Autism Awareness: Spasticus Autisticus

This is not the post I intended to put up today, but as I was looking through my old posts it caught my eye, particularly as I was just looking at a post about the language we use. I think what I am saying is that I will define myself, thankyou.

“Spasticus Autisticus” is the name of the song Ian Durie wrote as an anthem – a war cry for the disabled –for the UN Year of the Disabled. There is a wonderful scene in the film Sex, Drugs an Rock and roll. Where Durie played by Andy Serkis is arguing with the (able bodied) representative of The Spastic Society – Gooddess, that sounds so dated! – because the song is not getting played. The response is that some people find it offensive to which Durie replies that none of the disabled people he knows are offended. At this point it is made clear that it is offending the sensibilities of able-bodied supporters and Durie shouts back, “I didn’t write it for them!” Durie goes on to point out that the disabled,”don’t want sympathy we want respect”. Earlier in the film Durie is criticised for his inappropriate language, he says that he uses stereotypes because it saves time. Much of the film is a study of how limited and limiting stereotypes are even when the evidence reveals their emptiness.

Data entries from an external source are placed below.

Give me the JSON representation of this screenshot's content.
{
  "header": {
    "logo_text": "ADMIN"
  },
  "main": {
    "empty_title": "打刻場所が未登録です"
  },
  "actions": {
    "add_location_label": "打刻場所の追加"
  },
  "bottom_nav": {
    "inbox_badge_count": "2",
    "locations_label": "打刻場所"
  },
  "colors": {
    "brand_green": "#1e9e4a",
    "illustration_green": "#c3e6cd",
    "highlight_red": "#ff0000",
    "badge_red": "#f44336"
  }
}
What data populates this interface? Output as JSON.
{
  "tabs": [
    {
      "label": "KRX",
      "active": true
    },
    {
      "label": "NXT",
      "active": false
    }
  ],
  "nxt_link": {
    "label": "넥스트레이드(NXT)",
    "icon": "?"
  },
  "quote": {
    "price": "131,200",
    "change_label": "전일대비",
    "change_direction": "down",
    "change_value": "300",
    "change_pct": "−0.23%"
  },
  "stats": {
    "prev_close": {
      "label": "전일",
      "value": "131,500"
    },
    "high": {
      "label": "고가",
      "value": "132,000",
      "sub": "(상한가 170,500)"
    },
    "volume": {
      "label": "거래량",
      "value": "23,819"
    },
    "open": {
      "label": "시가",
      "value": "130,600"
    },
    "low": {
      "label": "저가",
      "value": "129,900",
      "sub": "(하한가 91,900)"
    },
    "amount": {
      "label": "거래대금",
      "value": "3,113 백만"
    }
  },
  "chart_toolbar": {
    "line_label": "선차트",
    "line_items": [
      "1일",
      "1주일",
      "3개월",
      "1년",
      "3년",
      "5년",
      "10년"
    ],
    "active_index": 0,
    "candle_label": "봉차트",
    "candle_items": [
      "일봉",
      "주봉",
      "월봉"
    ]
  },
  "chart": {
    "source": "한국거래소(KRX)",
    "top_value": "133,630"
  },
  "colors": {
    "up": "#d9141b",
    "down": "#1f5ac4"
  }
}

There is no stereotype that can cover the autism spectrum so the proposal to remove some diagnostic labels and have a catch-all diagnosis of “Autism Spectrum Disorder” or whatever the form of words ends up being will cause stereotypical problems. Just now there is a stereotype of autistic people as being silent and graceful whereas those with asperger’s syndrome ain’t. We may not be able to walk a straight line but we will tell you how many degrees we are off, how we calculated it, how we might also have calculated it, how historically it would have been calculated and how improvements in computational technology will change how we do the calculations. Pretty soon you will wish we were silent and graceful. There are good reasons not to divide the people on the spectrum but these labels also help to give definition to the elements of the spectrum. A spectrum is multi-coloured not beige. Perhaps there should be name changes but for whom are these changes being made? They may help carers claim benefits and services, they may be convenient for the psychiatrists, we don’t really enter into consideration. I look at warring groups of parents, advocates, therapists and researchers each stridently attacking anyone who disagrees with their viewpoint. Perhaps people should start by realising they can’t see into the minds of other people, they don’t know what we are thinking and feeling – I don’t know what I’m thinking and feeling most of the time – we are human. We are not chess pieces, we are not puppets. We may not want to be cured, we are who we are. Nowadays it is generally considered offensive to talk about people in wheelchairs in the third person – “does he take sugar?” – the same goes for us. If I can’t answer your question I can ask my wife but I prefer you ask me first. Still it is good that so many people care regardless of their points of view there is lots of hope plenty of “Reasons to be Cheerful”.